New archive file format (was: [omgps] collect feature requests)
Laszlo KREKACS
laszlo.krekacs.list at gmail.com
Thu Jul 2 08:58:55 CEST 2009
On Thu, Jul 2, 2009 at 7:22 AM, mqy<meng.qingyou at gmail.com> wrote:
>
> XML is used as a database, elements can be easily added, modified, removed.
> xor tends to be overkilled as of map tile usage -- we don't need iterating,
> delete, and that much meta information. With my suggested design, we can
> even add newly downloaded tiles:
> insert record into meta database, and append tile content into "heap" file.
If I understand right the OSM tiles, they have the following directory
structure:
XX/YYY/ZZZ.png
10/558/357.png
All the information is obtained from this info (position, zoom level),
am I right?
XX: zoom level
YYY: position x? (or I dont know how to call it;)
ZZZ: position y?
So I think we should only pack the files into the KISS archive file.
For more in depth explanation see the end of this mail.
So something like this:
XX/YY1.kiss
XX/YY2.kiss
XX/YYY.kiss
Im willing to implement a simple kiss/unkiss program (just like tar/untar),
for easy archiving.
I will use python with no non-standard modules.
Best regards,
Laszlo
ps:
Some statistical data:
Number of all tiles
# cd ~/Maps/OSM; find . -name *.png |wc -l
63818
Subdirs in zoom level dirs (YYY), and total number of files.

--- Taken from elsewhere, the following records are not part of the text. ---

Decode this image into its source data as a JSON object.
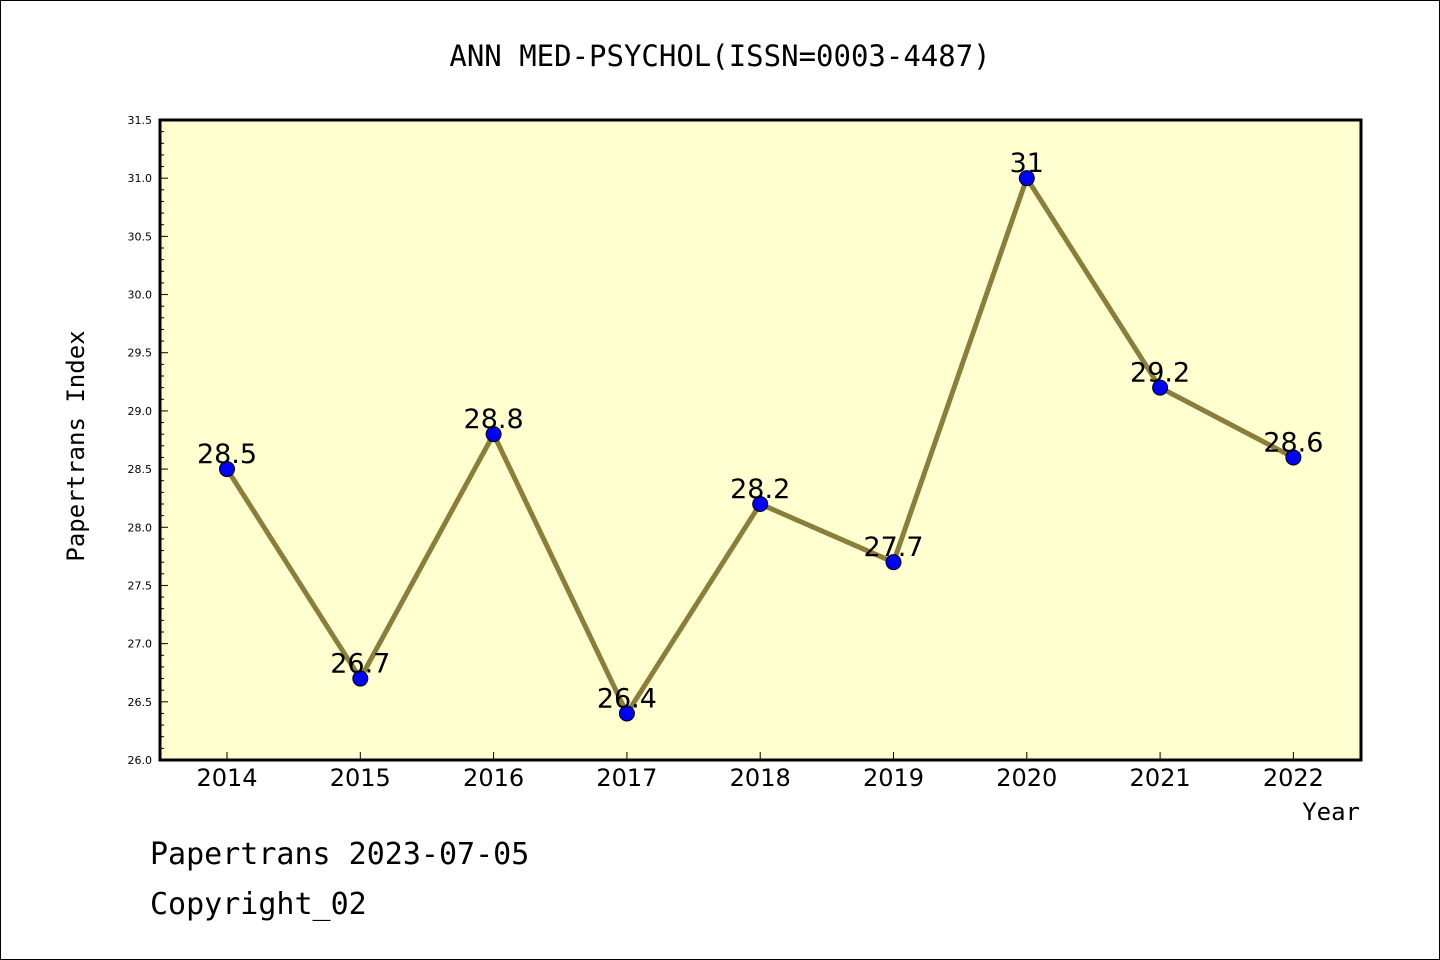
{
  "chart_data": {
    "type": "line",
    "title": "ANN MED-PSYCHOL(ISSN=0003-4487)",
    "xlabel": "Year",
    "ylabel": "Papertrans Index",
    "categories": [
      "2014",
      "2015",
      "2016",
      "2017",
      "2018",
      "2019",
      "2020",
      "2021",
      "2022"
    ],
    "values": [
      28.5,
      26.7,
      28.8,
      26.4,
      28.2,
      27.7,
      31,
      29.2,
      28.6
    ],
    "data_labels": [
      "28.5",
      "26.7",
      "28.8",
      "26.4",
      "28.2",
      "27.7",
      "31",
      "29.2",
      "28.6"
    ],
    "ylim": [
      26.0,
      31.5
    ],
    "yticks": [
      "26.0",
      "26.5",
      "27.0",
      "27.5",
      "28.0",
      "28.5",
      "29.0",
      "29.5",
      "30.0",
      "30.5",
      "31.0",
      "31.5"
    ],
    "grid": false,
    "colors": {
      "plot_background": "#ffffd0",
      "line": "#8b7d3a",
      "marker": "#0000ff"
    }
  },
  "footer": {
    "line1": "Papertrans 2023-07-05",
    "line2": "Copyright_02"
  }
}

for i in *; do echo -n $i; echo -n " "; cd $i; ls -1|wc -l; cd ..; done
for f in *; do cd $f; for i in *; do cd $i; for k in *; do echo
"$i/$k" >> ~/Maps/OSM/$f.txt; done; cd ..; done; cd ..; done
cd ~/Maps/OSM
for i in *.txt; do echo -n "$i "; cat $i|wc -l ; done
2: 4 dirs, 16 files
3: 8 dirs, 64 files
4: 11 dirs, 77 files
5: 17 dirs, 83 files
6: 22 dirs, 265 files
7: 22 dirs, 217 files
8: 17 dirs, 75 files
9: 26 dirs, 152 files
10: 39 dirs, 426 files
11: 71 dirs, 1484 files
12: 100 dirs, 1046 files
13: 78 dirs, 2902 files
14: 193 dirs, 23400 files
15: 86 dirs, 1941 files
16: 119 dirs, 4033 files
17: 277 dirs, 27637 files
Count the files in the subdirs(ZZZ):
for i in *; do echo -n $i; echo -n "f "; cd $i; for j in *; do cd $j;
echo -n "$i # $j @"; ls -1|wc -l; cd ..; done; cd ..; done
The number of files is in general 20-30, and the maximum was 180.